Dans les pires moments, il a toujours répondu par une chanson. Quand l’amitié est devenue impossible, il a écrit. Quand la perte a frappé, il a écrit. Quand le temps a commencé à peser, il a écrit. Cette obstination n’est pas seulement une habitude d’artiste. C’est une manière de tenir le monde à distance de l’effondrement.

Et si l’on doit un jour lever un verre à Paul McCartney, ce ne sera pas seulement pour l’homme qui a écrit des tubes. Ce sera pour l’homme qui a compris que la tristesse est inévitable, mais que la noirceur totale est un choix. Ce sera pour l’homme qui a passé sa vie à remettre une ampoule dans la nuit.

Ce jour-là : ne pas laisser le monde devenir muet

Il y aura un jour, forcément, où la nouvelle tombera. Les sites d’info ouvriront leurs pages. Les radios lanceront des compilations. Les réseaux sociaux se rempliront de souvenirs, de photos, de “je me souviens”. Ce sera le rituel contemporain, un mélange de sincérité et d’automatisme. Et au milieu de ce vacarme, il faudra essayer de faire ce que McCartney demande dans “The End of the End” : raconter, rire, dérouler les histoires comme des tapis.

Ce ne sera pas “joyeux”. Ce ne sera pas simple. Mais ce ne devra pas être uniquement sombre. Parce que ce qu’il a offert au monde n’a jamais été une esthétique du désespoir. Il a offert une énergie de renaissance permanente. Même quand il était triste, il gardait une porte entrouverte.

Alors peut-être que, ce jour-là, certains mettront “The End of the End”. Peut-être que d’autres choisiront “Here Today”, parce que la douleur de la perte renverra forcément à Lennon, à Harrison, à l’idée même que les Beatles deviennent un continent englouti. Peut-être que beaucoup reviendront aux évidences : “Let It Be”, “Hey Jude”, “Yesterday”, “In My Life”, ces chansons qui semblent avoir été écrites pour absorber le chagrin du monde.
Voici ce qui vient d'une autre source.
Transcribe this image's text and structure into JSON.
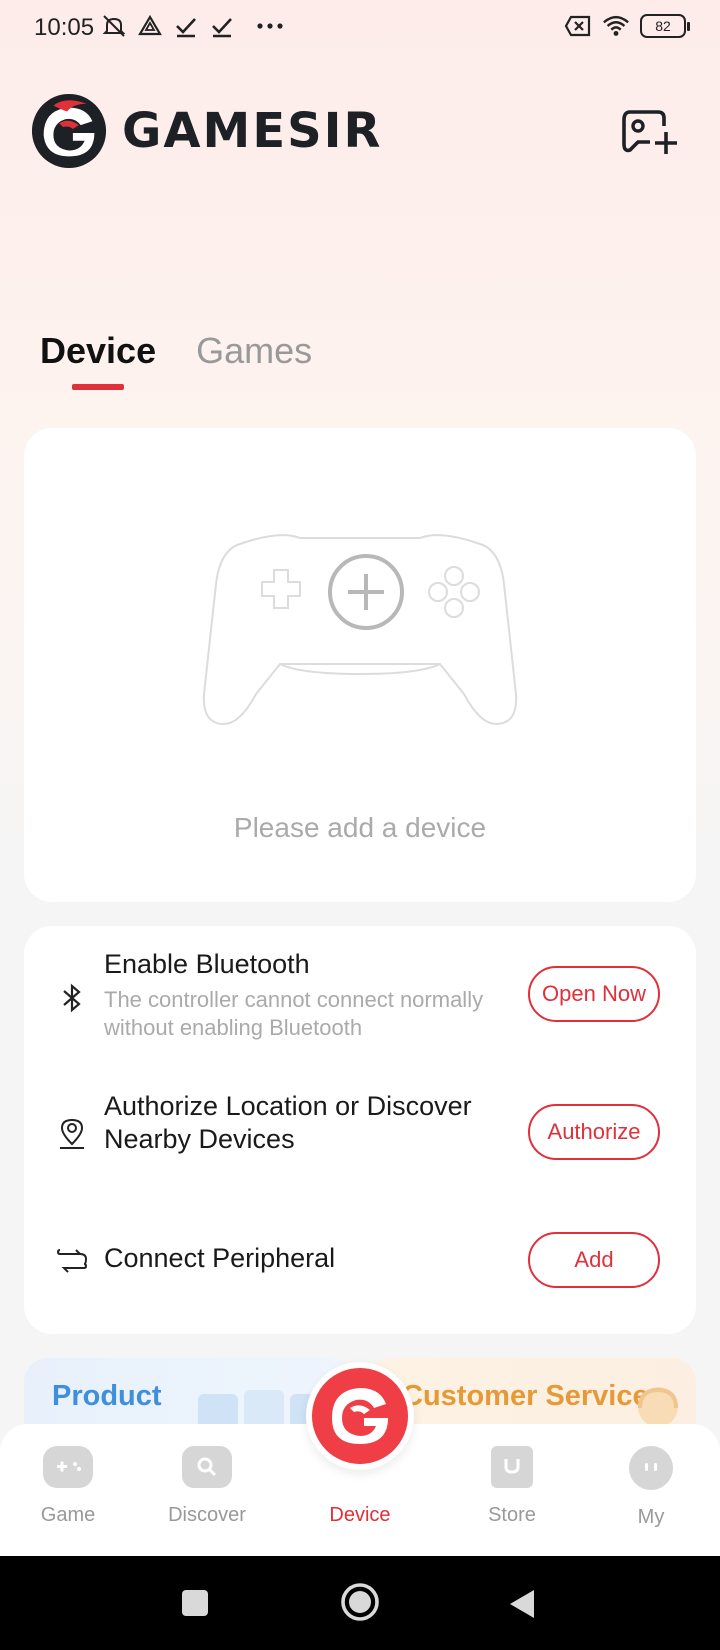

Et puis, au bout du compte, il restera ce fait simple : la lumière qu’il a allumée ne s’éteindra pas parce qu’un corps s’arrête. Elle se déplacera. Elle changera de forme. Elle vivra dans des voix anonymes, dans des salons, dans des stades, dans des chambres d’ados, dans des enterrements, dans des mariages. Elle vivra parce que les chansons, quand elles sont grandes, continuent de travailler le monde après le départ de celui qui les a écrites.

McCartney a voulu, jusque dans l’idée de sa propre fin, que rien ne devienne muet. Qu’on parle. Qu’on chante. Qu’on raconte. Qu’on se souvienne en vivant.

Et c’est peut-être ça, au fond, la définition la plus juste de l’héritage de Paul McCartney : une musique qui refuse que tout devienne soudainement noir.